Contracting With an Artist

Expect Professionalism

Be sure to plan your project carefully and communicate thoroughly with the artist every step of the way. The more expensive the project is, the more important it is to ask the artist for some preliminary designs in advance. All artists charge a design fee, even if they have not been hired for the project yet. So ask for designs from your top choice first, then work down the list if you need to. If you are unhappy with the first designs, do not continue working with that artist. If you are happy, then you're ready to formalize a contract.

Now is the time to be very specific. Discuss the budget and the turn around time with the artist and make sure this information is included in the contract. You don't want any possible misunderstandings to arise later when the work has been started and you are facing deadlines. Once you have agreed to the particulars of the project, you cannot come back later and change the agreement without the artist's agreement.

Putting a Contract in Writing

If the project is expensive, get an attorney involved from the beginning. It's much less costly to do that then pay one to untangle a mess later on. A signed contract or letter of agreement forces the artist to complete the work to your specifications and time frame. Conversely, it protects the artist and ensures the artist will receive the right compensation at the right time.

Make the contract specific to the project. It should describe the art in detail: size, color, style, material to be used, weight, and so forth.

Typically the artist is the one responsible for the design, production, shipping and installation of the work. If someone else is going to do the installation, be sure that is addressed in the contract and who will be responsible for paying for the installation. You and the artist should also include in the contract any foreseeable events that might delay the completion of the project. It should be agreed upon in advance what the repercussions might be if a delay is caused by the artist or by your company.

If the project is really complex and time consuming, it is customary that payments be made periodically at specified checkpoints. This ensures to the company that the work is progressing on time and within budget. Expect to make a deposit at the beginning, a payment midway and a final payment upon completion.

If there is a delay in installation because the building is not ready (for new construction), the artist should be paid upon completion of the project but still responsible for installation when the building is ready. If a commission is cancelled, the artist should keep all monies paid for services to that date. If there are expensive materials involved, expect to pay those early in the process.
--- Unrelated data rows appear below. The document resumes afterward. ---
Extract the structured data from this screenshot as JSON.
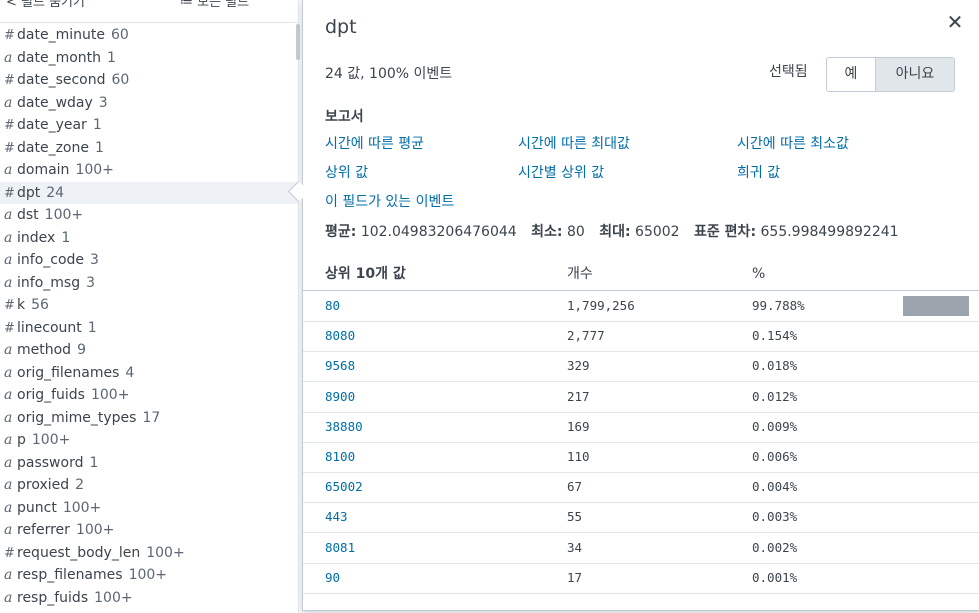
{
  "sidebar": {
    "top_left": "< 필드 숨기기",
    "top_right": "≔ 모든 필드",
    "fields": [
      {
        "type": "#",
        "name": "date_minute",
        "count": "60"
      },
      {
        "type": "a",
        "name": "date_month",
        "count": "1"
      },
      {
        "type": "#",
        "name": "date_second",
        "count": "60"
      },
      {
        "type": "a",
        "name": "date_wday",
        "count": "3"
      },
      {
        "type": "#",
        "name": "date_year",
        "count": "1"
      },
      {
        "type": "#",
        "name": "date_zone",
        "count": "1"
      },
      {
        "type": "a",
        "name": "domain",
        "count": "100+"
      },
      {
        "type": "#",
        "name": "dpt",
        "count": "24"
      },
      {
        "type": "a",
        "name": "dst",
        "count": "100+"
      },
      {
        "type": "a",
        "name": "index",
        "count": "1"
      },
      {
        "type": "a",
        "name": "info_code",
        "count": "3"
      },
      {
        "type": "a",
        "name": "info_msg",
        "count": "3"
      },
      {
        "type": "#",
        "name": "k",
        "count": "56"
      },
      {
        "type": "#",
        "name": "linecount",
        "count": "1"
      },
      {
        "type": "a",
        "name": "method",
        "count": "9"
      },
      {
        "type": "a",
        "name": "orig_filenames",
        "count": "4"
      },
      {
        "type": "a",
        "name": "orig_fuids",
        "count": "100+"
      },
      {
        "type": "a",
        "name": "orig_mime_types",
        "count": "17"
      },
      {
        "type": "a",
        "name": "p",
        "count": "100+"
      },
      {
        "type": "a",
        "name": "password",
        "count": "1"
      },
      {
        "type": "a",
        "name": "proxied",
        "count": "2"
      },
      {
        "type": "a",
        "name": "punct",
        "count": "100+"
      },
      {
        "type": "a",
        "name": "referrer",
        "count": "100+"
      },
      {
        "type": "#",
        "name": "request_body_len",
        "count": "100+"
      },
      {
        "type": "a",
        "name": "resp_filenames",
        "count": "100+"
      },
      {
        "type": "a",
        "name": "resp_fuids",
        "count": "100+"
      }
    ],
    "selected_field": "dpt"
  },
  "popup": {
    "title": "dpt",
    "close_icon": "close-icon",
    "summary": "24 값, 100% 이벤트",
    "selected_label": "선택됨",
    "toggle_yes": "예",
    "toggle_no": "아니요",
    "reports_title": "보고서",
    "links": {
      "avg_over_time": "시간에 따른 평균",
      "max_over_time": "시간에 따른 최대값",
      "min_over_time": "시간에 따른 최소값",
      "top_values": "상위 값",
      "top_values_by_time": "시간별 상위 값",
      "rare_values": "희귀 값",
      "events_with_field": "이 필드가 있는 이벤트"
    },
    "stats": {
      "avg_label": "평균:",
      "avg_value": "102.04983206476044",
      "min_label": "최소:",
      "min_value": "80",
      "max_label": "최대:",
      "max_value": "65002",
      "stdev_label": "표준 편차:",
      "stdev_value": "655.998499892241"
    },
    "table": {
      "col_value": "상위 10개 값",
      "col_count": "개수",
      "col_pct": "%",
      "rows": [
        {
          "value": "80",
          "count": "1,799,256",
          "pct": "99.788%",
          "fraction": 0.99788
        },
        {
          "value": "8080",
          "count": "2,777",
          "pct": "0.154%",
          "fraction": 0.00154
        },
        {
          "value": "9568",
          "count": "329",
          "pct": "0.018%",
          "fraction": 0.00018
        },
        {
          "value": "8900",
          "count": "217",
          "pct": "0.012%",
          "fraction": 0.00012
        },
        {
          "value": "38880",
          "count": "169",
          "pct": "0.009%",
          "fraction": 9e-05
        },
        {
          "value": "8100",
          "count": "110",
          "pct": "0.006%",
          "fraction": 6e-05
        },
        {
          "value": "65002",
          "count": "67",
          "pct": "0.004%",
          "fraction": 4e-05
        },
        {
          "value": "443",
          "count": "55",
          "pct": "0.003%",
          "fraction": 3e-05
        },
        {
          "value": "8081",
          "count": "34",
          "pct": "0.002%",
          "fraction": 2e-05
        },
        {
          "value": "90",
          "count": "17",
          "pct": "0.001%",
          "fraction": 1e-05
        }
      ]
    }
  },
  "colors": {
    "link": "#006eaa",
    "bar": "#9ba3ad",
    "text": "#3c444d"
  }
}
A professional art consultant can help with securing an artist as well as contract arrangements. A consultant can help with making certain that communication between the artist and client is clear and complete. If you feel that the whole process of commissioning art is too overwhelming, know that most artists have a collection of work that is already completed and available for sale. If you find something already in their inventory, buy it. It will still be a unique, original work of art that will reflect your company's good taste and aesthetic sense.